If you’ve read novels about slavery before, you’re not going to see much new here. The Long Song is a competent book, and has the distinction of being set in Jamaica, but my ultimate reaction was “meh.”
July is born on a sugar cane plantation in the 19th century, the daughter of a field slave and an overseer (who never acknowledges her). As a girl, she’s taken from her mother to work in the house as maid to the plantation owner’s sister. The book chronicles her life--told from her perspective as an old, free woman living with her son’s family. She tells her story mostly in the third person (and occasionally hopping into other people’s heads as well), with some present-day interjections.
While I didn’t much like it, I won’t say this is an awful book. It provides a decent picture of the place and time, as well as an overview of Jamaican history in the first half of the nineteenth century. And it felt authentic. It’s successful at not being too depressing, but at the cost of skipping over most of July’s life (she doesn’t want to talk about the most difficult parts) and including lots of bodily-functions humor.
For me, the biggest problem with the book was that I never really connected with the characters; we don’t truly get inside even July’s head. For instance, it was unclear whether the complete incompetence of all the house slaves was an intentional act of rebellion, due to apathy, or just simple ineptitude. And when July has an affair with a white man, it’s initially motivated by self-interest, but I was left guessing as to whether she ever came to care for him or not. Readers have to take the young July as she appears on the surface--which means not very smart and always focused on the moment’s pleasures.

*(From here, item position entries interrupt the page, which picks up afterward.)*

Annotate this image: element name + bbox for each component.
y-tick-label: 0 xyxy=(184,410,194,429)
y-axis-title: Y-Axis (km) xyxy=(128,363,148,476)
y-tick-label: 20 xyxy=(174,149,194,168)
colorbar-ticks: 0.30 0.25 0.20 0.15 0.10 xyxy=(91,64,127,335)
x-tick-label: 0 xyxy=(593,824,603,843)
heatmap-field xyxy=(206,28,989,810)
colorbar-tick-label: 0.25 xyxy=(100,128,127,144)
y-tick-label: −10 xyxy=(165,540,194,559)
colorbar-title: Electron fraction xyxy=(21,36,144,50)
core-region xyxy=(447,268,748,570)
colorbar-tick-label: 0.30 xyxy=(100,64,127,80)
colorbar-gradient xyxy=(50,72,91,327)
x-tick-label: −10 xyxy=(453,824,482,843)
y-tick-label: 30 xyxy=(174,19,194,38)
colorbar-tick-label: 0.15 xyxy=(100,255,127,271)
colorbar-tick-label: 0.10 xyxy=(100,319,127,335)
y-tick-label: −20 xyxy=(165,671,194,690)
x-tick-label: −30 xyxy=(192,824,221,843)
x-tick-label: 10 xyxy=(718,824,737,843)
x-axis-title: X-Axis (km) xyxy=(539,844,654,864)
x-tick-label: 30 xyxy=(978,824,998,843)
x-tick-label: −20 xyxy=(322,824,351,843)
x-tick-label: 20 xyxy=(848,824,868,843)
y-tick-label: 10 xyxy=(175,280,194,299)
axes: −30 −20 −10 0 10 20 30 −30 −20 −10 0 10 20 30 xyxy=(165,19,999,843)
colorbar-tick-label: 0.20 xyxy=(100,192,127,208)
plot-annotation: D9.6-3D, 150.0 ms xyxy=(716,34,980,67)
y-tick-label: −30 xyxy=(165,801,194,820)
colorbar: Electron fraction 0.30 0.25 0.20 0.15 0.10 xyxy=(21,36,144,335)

The book is written in Jamaican patois, which took some getting used to but does make it feel authentic. It did get a bit better as it went along, and I especially liked the freed slaves’ face-off against the new plantation owner, but mostly I just wanted it to be done. If you want to read about slavery and aren’t interested in Jamaica specifically, try Toni Morrison’s Beloved or Edward Jones’s The Known World instead.